The action was changing the number on a URL to access a different page. The intent was to get access to information that AT&T did not intend Weev to access. I don't see what's hard about this. Yes, it's not illegal to access a public URL, but that doesn't mean it can't be illegal to access a public URL with intent to get access to private information.
> with very well-established means to make content private (authentication, firewall restriction), none of which were employed here.
There are every well-established (thousands of years older than HTTP) means of making buildings private (locks), yet not employing one doesn't give you permission to enter!
Like the man or not, it's pretty easy for any technically savvy individual to see your information was leaked by AT&T, not this guy. He just pointed out what was going on. And this is hardly an "exploit" so much as stumbling across a glaring bug that he did report to a news organization, not leverage for profit.
Does this really deserve a sentence that will effectively ruin a mans life (beyond the damage that has allegedly already been done)? Have you so much as stopped doing business with AT&T?

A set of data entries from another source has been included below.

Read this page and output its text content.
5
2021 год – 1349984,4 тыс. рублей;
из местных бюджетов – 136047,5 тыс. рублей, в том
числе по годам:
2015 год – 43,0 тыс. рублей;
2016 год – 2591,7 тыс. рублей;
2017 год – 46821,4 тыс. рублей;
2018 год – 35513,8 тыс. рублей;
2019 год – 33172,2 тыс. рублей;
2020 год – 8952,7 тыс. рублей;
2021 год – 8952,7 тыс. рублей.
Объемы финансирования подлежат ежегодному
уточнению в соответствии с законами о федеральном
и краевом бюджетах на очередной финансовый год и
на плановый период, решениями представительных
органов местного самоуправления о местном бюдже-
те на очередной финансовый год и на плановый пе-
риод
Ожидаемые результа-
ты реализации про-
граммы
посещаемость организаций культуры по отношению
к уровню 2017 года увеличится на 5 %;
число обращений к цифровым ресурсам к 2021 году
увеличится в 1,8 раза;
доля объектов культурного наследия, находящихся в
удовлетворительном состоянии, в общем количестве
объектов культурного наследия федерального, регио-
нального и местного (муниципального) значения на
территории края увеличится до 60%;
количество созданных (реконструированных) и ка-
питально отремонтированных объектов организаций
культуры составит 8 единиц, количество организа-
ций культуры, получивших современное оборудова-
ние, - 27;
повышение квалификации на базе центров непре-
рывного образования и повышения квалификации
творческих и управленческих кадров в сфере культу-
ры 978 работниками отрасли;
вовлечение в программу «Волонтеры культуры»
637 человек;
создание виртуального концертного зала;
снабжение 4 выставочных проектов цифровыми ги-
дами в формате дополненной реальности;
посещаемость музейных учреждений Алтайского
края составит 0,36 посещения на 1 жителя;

I think the public has some responsibility to demand the justice system be fair for all individuals without bias, not just the ones we like. It's probably also worth asking what is being done about companies, like AT&T in this case, that are carelessly releasing said private information to the public while we are actively prosecuting people who stumble across it.
And if your intent is to sell the data, you don't use your real name when you get a media organization to write up the security hole.
Actually, if anyone needs to go to jail over it, it's the management team that didn't care to implement any security. After all, no hacking was done, just simple URL editing. If that's a crime, leaving the server open that way is a far bigger one.
The very idea that this dude is trying to compare himself to Swartz is laughable at best and in very, very poor taste.
to clarify, in no way do i think the punishment he might get fits the crime. the feds are being completely overzealous here. i just don't like that a guy who gets busted doing something completely self-interested tries to jump on the coattails of a genuine tragedy to stir up public support.
This case is absolutely like Aaron's, an over-zealous prosecutor doing absolutely nothing useful for society and pursuing a non-issue to potentially life-running levels.
And it's not that this guy is or is not a white-hat, but that AT&T and the government are effectively black hats. It's not his duty to hold their hands, but it's AT&T's duty not to lie or misrepresent the situation and it's the prosecutor's duty to serve the public good.
Let's get some answers to these questions.
Fayetteville, AR is a very poor/bad place and I think someone with a trivial amount of drugs, who is also a supreme internet troll, is not someone they'd want to prosecute locally.
Although court funding is state level, so Arkansas being poor overall would increase the desire to push stuff up to the feds. And I think states always do that anyway.